The Blanqui Reader, edited by Philippe Le Goff and Peter Hallward, remedies this situation. It is the first English-language edition of selections from Blanqui’s writings: speeches, letters, propaganda, notes, as well as complete works, such as the better-known Eternity by the Stars and Instructions for an Armed Uprising. Relying on meticulous research into the Blanqui archives at the Bibliothèque nationale de France, it presents texts not available even in French print, though the editors acknowledge their debt to Dominique Le Nuz’s anthologies. The Blanqui Reader appeared in 2018 in tandem with a website, The Blanqui Archive, containing, most impressively, high-resolution scans of the entirety of the BnF’s Blanqui holdings. This is, in itself, an important contribution to nineteenth-century French studies. As the bibliographies of both the book and the website show, much of the scholarship on Blanqui dates from more than thirty years ago, suggesting that the appearance of this collection is also long overdue. 

Philippe Le Goff recently defended a dissertation on Blanqui’s political thought, while Peter Hallward’s Blanqui and Political Will is forthcoming with Verso. Both historians possess deep knowledge of the revolutionary’s thought, which has allowed them to compile and annotate their selections expertly. As a result, the Blanqui presented here is complex and goes well beyond the idées reçues about L’Enfermé. The introductions highlight important and heretofore largely unstudied aspects of Blanqui’s thought. They help situate it in the French nineteenth century and in the global revolutionary tradition, and point to its relevance to our own time. We see a thinker of revolution who underscores the primacy of action and political will, who uses his erudition in ancient and modern history to formulate insurrectionary ideas, who ponders cosmological determinism versus human voluntarism, and who consistently calls for mass education. 

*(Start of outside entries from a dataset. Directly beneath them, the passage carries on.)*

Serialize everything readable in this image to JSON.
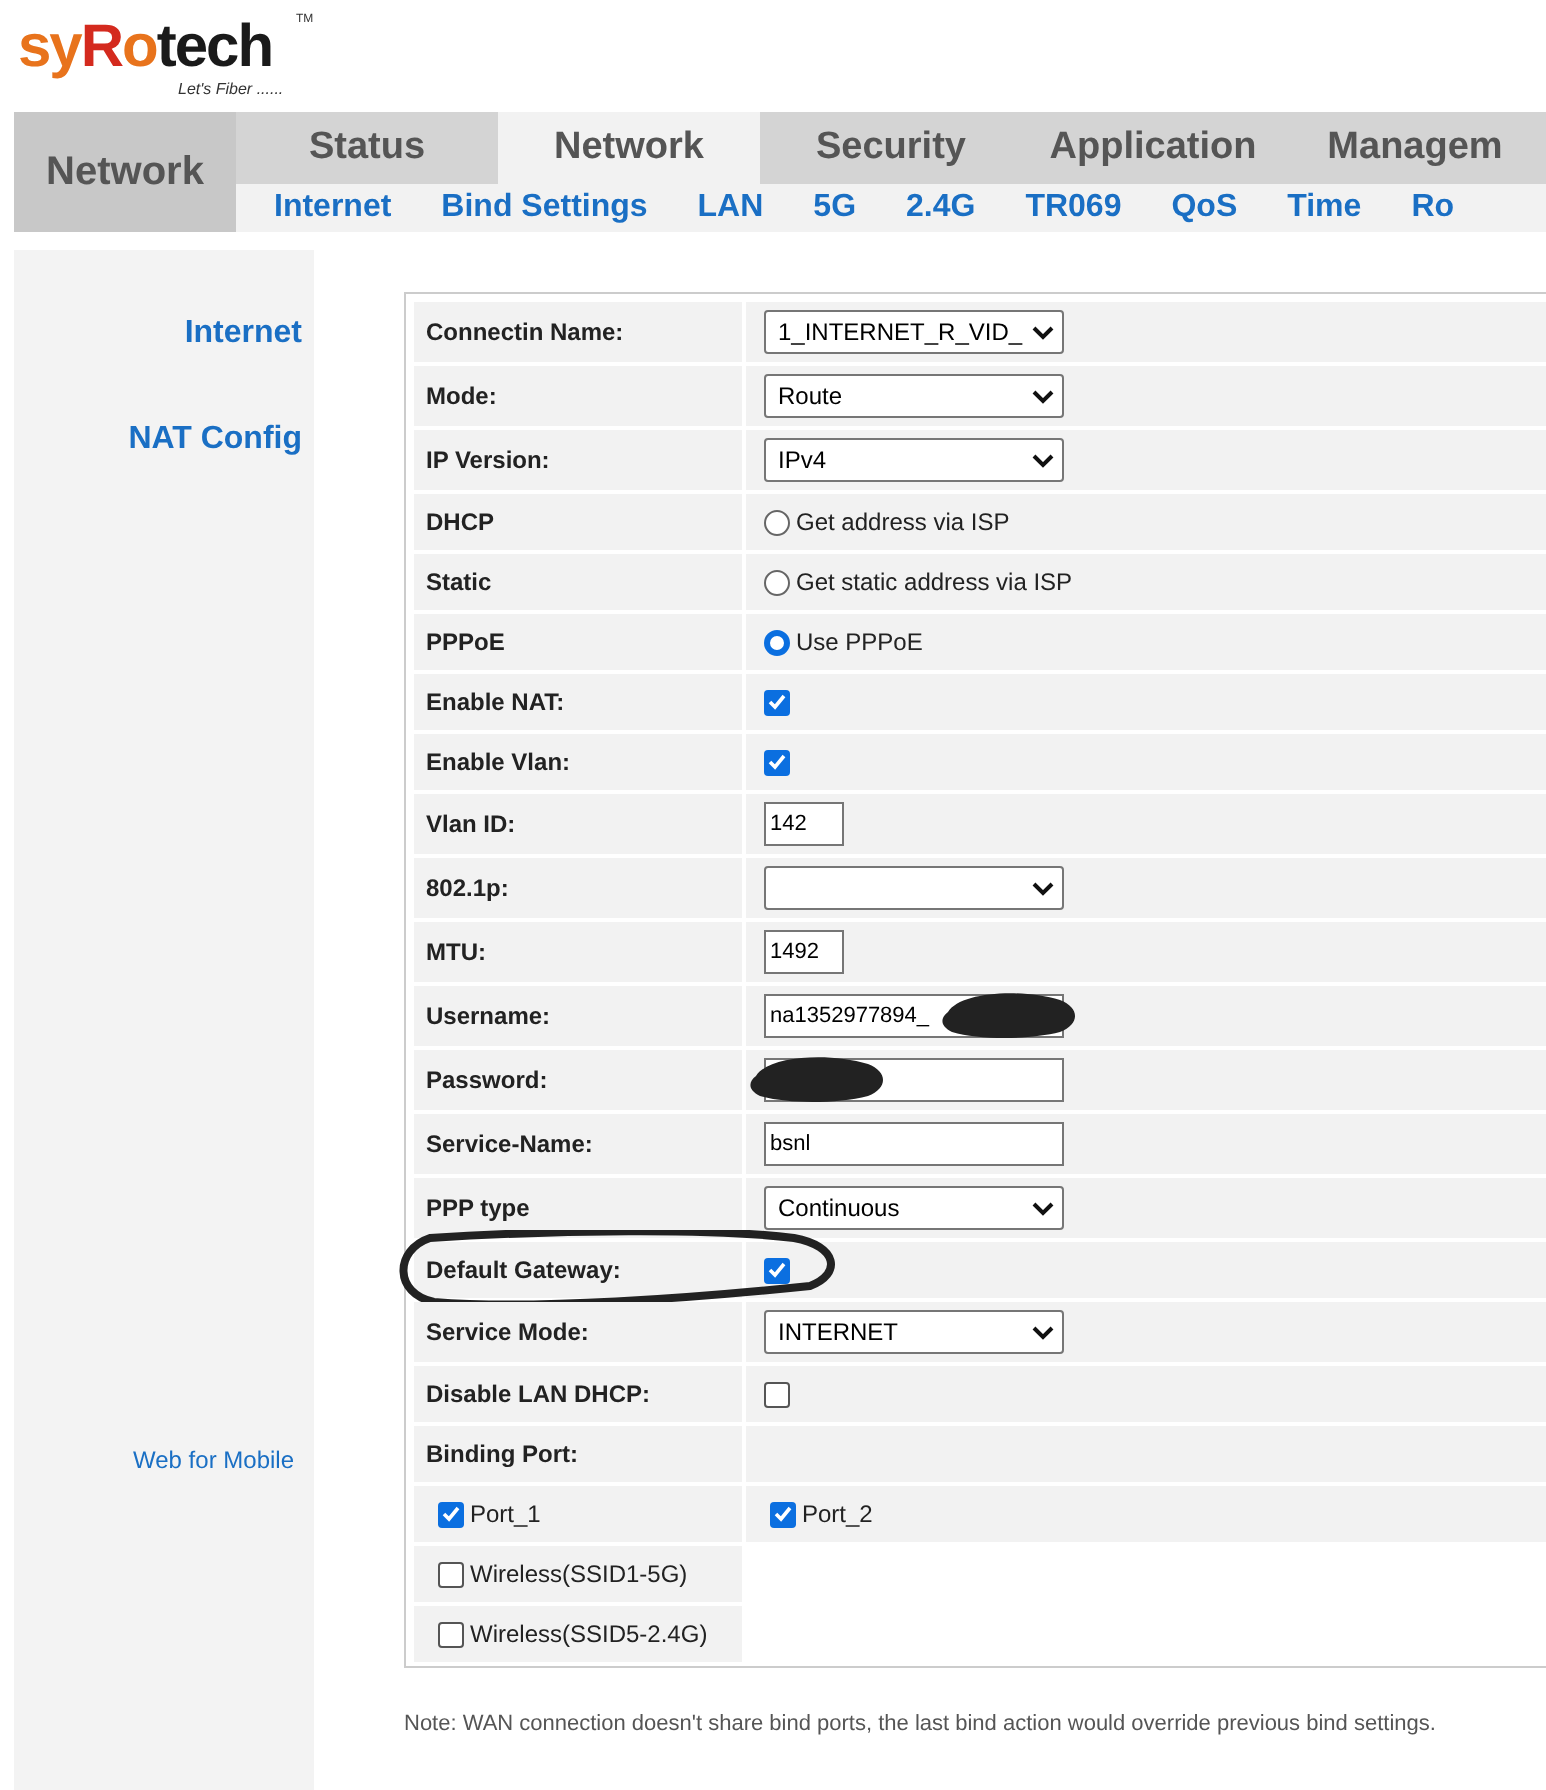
{
  "logo": {
    "parts": [
      {
        "text": "sy",
        "color": "#e8731c"
      },
      {
        "text": "R",
        "color": "#d42a1e"
      },
      {
        "text": "o",
        "color": "#e8731c"
      },
      {
        "text": "tech",
        "color": "#1a1a1a"
      }
    ],
    "mark": "TM",
    "tagline": "Let's Fiber ......"
  },
  "section_title": "Network",
  "tabs": [
    {
      "label": "Status",
      "selected": false
    },
    {
      "label": "Network",
      "selected": true
    },
    {
      "label": "Security",
      "selected": false
    },
    {
      "label": "Application",
      "selected": false
    },
    {
      "label": "Managem",
      "selected": false
    }
  ],
  "subtabs": [
    {
      "label": "Internet"
    },
    {
      "label": "Bind Settings"
    },
    {
      "label": "LAN"
    },
    {
      "label": "5G"
    },
    {
      "label": "2.4G"
    },
    {
      "label": "TR069"
    },
    {
      "label": "QoS"
    },
    {
      "label": "Time"
    },
    {
      "label": "Ro"
    }
  ],
  "sidebar": {
    "items": [
      {
        "label": "Internet"
      },
      {
        "label": "NAT Config"
      }
    ],
    "footer_link": "Web for Mobile"
  },
  "rows": [
    {
      "label": "Connectin Name:",
      "kind": "select",
      "value": "1_INTERNET_R_VID_"
    },
    {
      "label": "Mode:",
      "kind": "select",
      "value": "Route"
    },
    {
      "label": "IP Version:",
      "kind": "select",
      "value": "IPv4"
    },
    {
      "label": "DHCP",
      "kind": "radio",
      "option": "Get address via ISP",
      "selected": false
    },
    {
      "label": "Static",
      "kind": "radio",
      "option": "Get static address via ISP",
      "selected": false
    },
    {
      "label": "PPPoE",
      "kind": "radio",
      "option": "Use PPPoE",
      "selected": true
    },
    {
      "label": "Enable NAT:",
      "kind": "checkbox",
      "checked": true
    },
    {
      "label": "Enable Vlan:",
      "kind": "checkbox",
      "checked": true
    },
    {
      "label": "Vlan ID:",
      "kind": "short_text",
      "value": "142"
    },
    {
      "label": "802.1p:",
      "kind": "select"
    },
    {
      "label": "MTU:",
      "kind": "short_text",
      "value": "1492"
    },
    {
      "label": "Username:",
      "kind": "text",
      "value": "na1352977894_",
      "redacted": true
    },
    {
      "label": "Password:",
      "kind": "text",
      "redacted": true
    },
    {
      "label": "Service-Name:",
      "kind": "text",
      "value": "bsnl"
    },
    {
      "label": "PPP type",
      "kind": "select",
      "value": "Continuous"
    },
    {
      "label": "Default Gateway:",
      "kind": "checkbox",
      "checked": true,
      "circled": true
    },
    {
      "label": "Service Mode:",
      "kind": "select",
      "value": "INTERNET"
    },
    {
      "label": "Disable LAN DHCP:",
      "kind": "checkbox",
      "checked": false
    },
    {
      "label": "Binding Port:",
      "kind": "heading"
    }
  ],
  "ports": [
    [
      {
        "label": "Port_1",
        "checked": true
      },
      {
        "label": "Port_2",
        "checked": true
      }
    ],
    [
      {
        "label": "Wireless(SSID1-5G)",
        "checked": false
      }
    ],
    [
      {
        "label": "Wireless(SSID5-2.4G)",
        "checked": false
      }
    ]
  ],
  "note": "Note: WAN connection doesn't share bind ports, the last bind action would override previous bind settings."
}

The volume spans Blanqui’s impressively long insurrectionary trajectory and contains selections of his writings from 1830 until his death in 1881. It is divided into sections defined both chronologically (punctuated by key moments of Blanqui’s biography and French political history), and thematically (determined by the key issues occupying Blanqui’s thought at specific historical moments). The editors have prefaced each section with a concise and informative overview situating Blanqui’s life and ideas within the political struggles of the period in question. This makes the book useful and accessible to dix-neuviémistes and a general audience. It is to the editors’ credit that they recognize gaps in Blanqui studies by noting hesitancies in current research. They identify, for example, a certain Maillard (first name unknown) with whom Blanqui exchanged important letters on the goals and methods of revolution (107) or point to ambiguous interpretations of some allusions (e.g. 18, 49). In addition to showing intellectual humility in their willingness to identify gaps in existing scholarship, they thus also implicitly invite further research.

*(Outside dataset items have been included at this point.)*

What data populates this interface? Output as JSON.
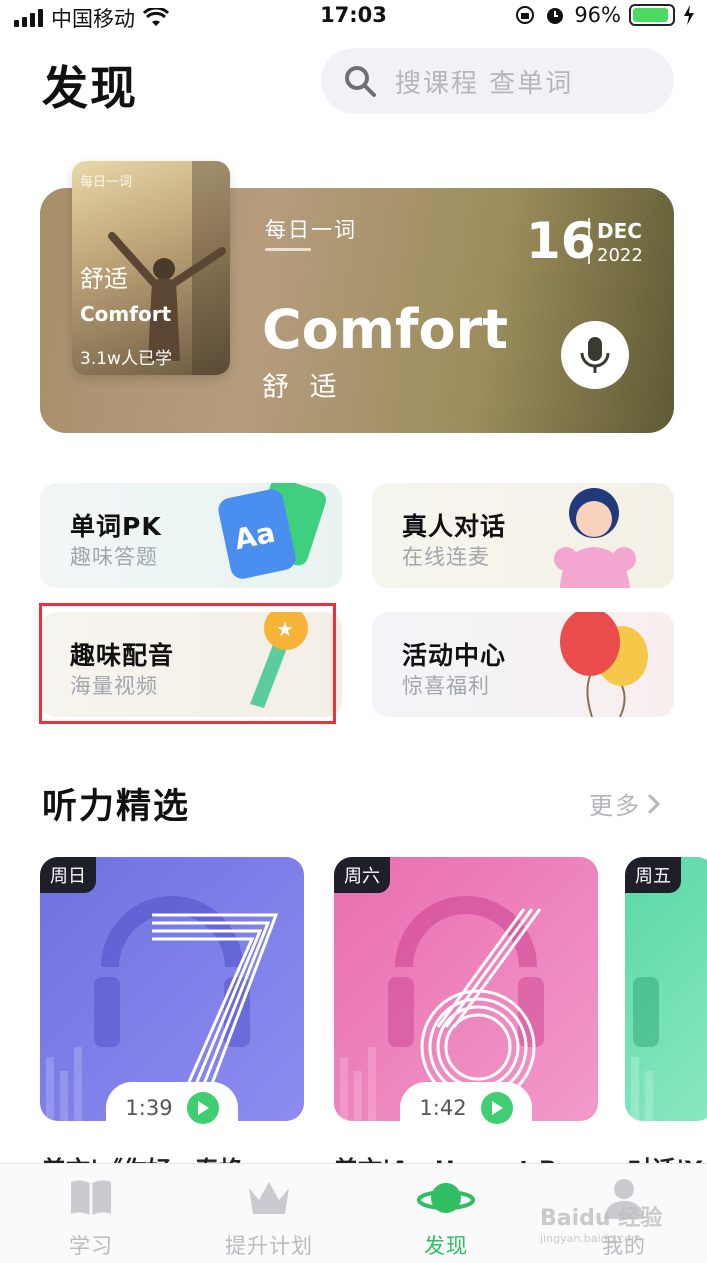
{
  "status_bar": {
    "carrier": "中国移动",
    "time": "17:03",
    "battery": "96%"
  },
  "header": {
    "title": "发现",
    "search_placeholder": "搜课程 查单词"
  },
  "word_of_day": {
    "thumb_tag": "每日一词",
    "thumb_cn": "舒适",
    "thumb_en": "Comfort",
    "thumb_count": "3.1w人已学",
    "label": "每日一词",
    "day": "16",
    "month": "DEC",
    "year": "2022",
    "word": "Comfort",
    "meaning": "舒 适"
  },
  "features": [
    {
      "title": "单词PK",
      "subtitle": "趣味答题"
    },
    {
      "title": "真人对话",
      "subtitle": "在线连麦"
    },
    {
      "title": "趣味配音",
      "subtitle": "海量视频"
    },
    {
      "title": "活动中心",
      "subtitle": "惊喜福利"
    }
  ],
  "section": {
    "title": "听力精选",
    "more": "更多"
  },
  "listening": [
    {
      "day": "周日",
      "duration": "1:39",
      "title": "美文|《你好，春格"
    },
    {
      "day": "周六",
      "duration": "1:42",
      "title": "美文|An Honest R"
    },
    {
      "day": "周五",
      "title": "对话|Y"
    }
  ],
  "tabs": [
    {
      "label": "学习"
    },
    {
      "label": "提升计划"
    },
    {
      "label": "发现"
    },
    {
      "label": "我的"
    }
  ],
  "watermark": {
    "brand": "Baidu 经验",
    "url": "jingyan.baidu.com"
  },
  "colors": {
    "accent": "#2fbf62",
    "highlight": "#e8333a"
  }
}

The English text is crisp and preserves the vigor of the original French, but as with any translation, some choices are open to debate. For example, the editors explain that they have chosen to render patrie as “country,” rather than “fatherland,” to avoid Germanic echoes (xv). However, this translation loses on the one hand the classical republican allusion and, on the other, the nationalistic connotation of the original. The selection—or rather, the omission of some texts—also invites discussion about how choices were prioritized. While the introductions present Blanqui largely as a neo-Jacobin (xxii, xxvi), little attention is paid to the Hébertist turn in his thought post-1851. There are some elements of that shift present here—Blanqui’s notes excoriating Robespierre as a “premature Napoleon” (159) are provocative and intriguing—but one wonders why only excerpts from Blanqui’s preface to Gustave Tridon’s Les Hébertistes, a much more developed denunciation of the Jacobins of 1793, are included. 

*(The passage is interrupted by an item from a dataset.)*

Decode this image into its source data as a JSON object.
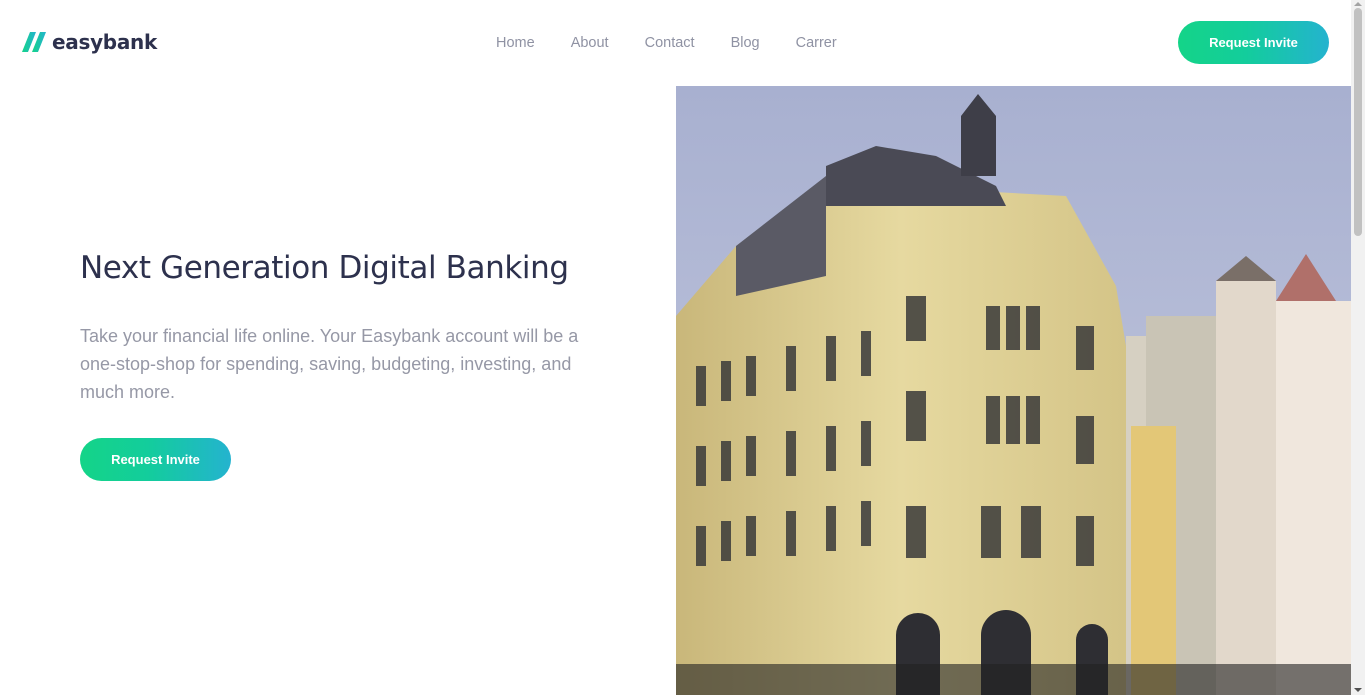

These are minor quibbles, however, that rather than detracting from the accomplishments of this volume, should point us to future research on Blanqui and French revolutionary thought in general. The Blanqui Reader and the Blanqui Archive website do the double service of opening a conversation on the ideas of one of the foremost revolutionaries of the nineteenth century and providing access to resources that make this conversation possible. This intellectual portrait of Blanqui painted by his own words will thus serve historians and literary scholars alike. It will help nuance their understanding of a key figure and point of reference for many of his contemporaries, including Marx, George Sand, Daniel Stern, Jules Vallès, and Alexis de Tocqueville. More importantly yet, it will help bring to his rightful place a towering figure of the French revolutionary tradition.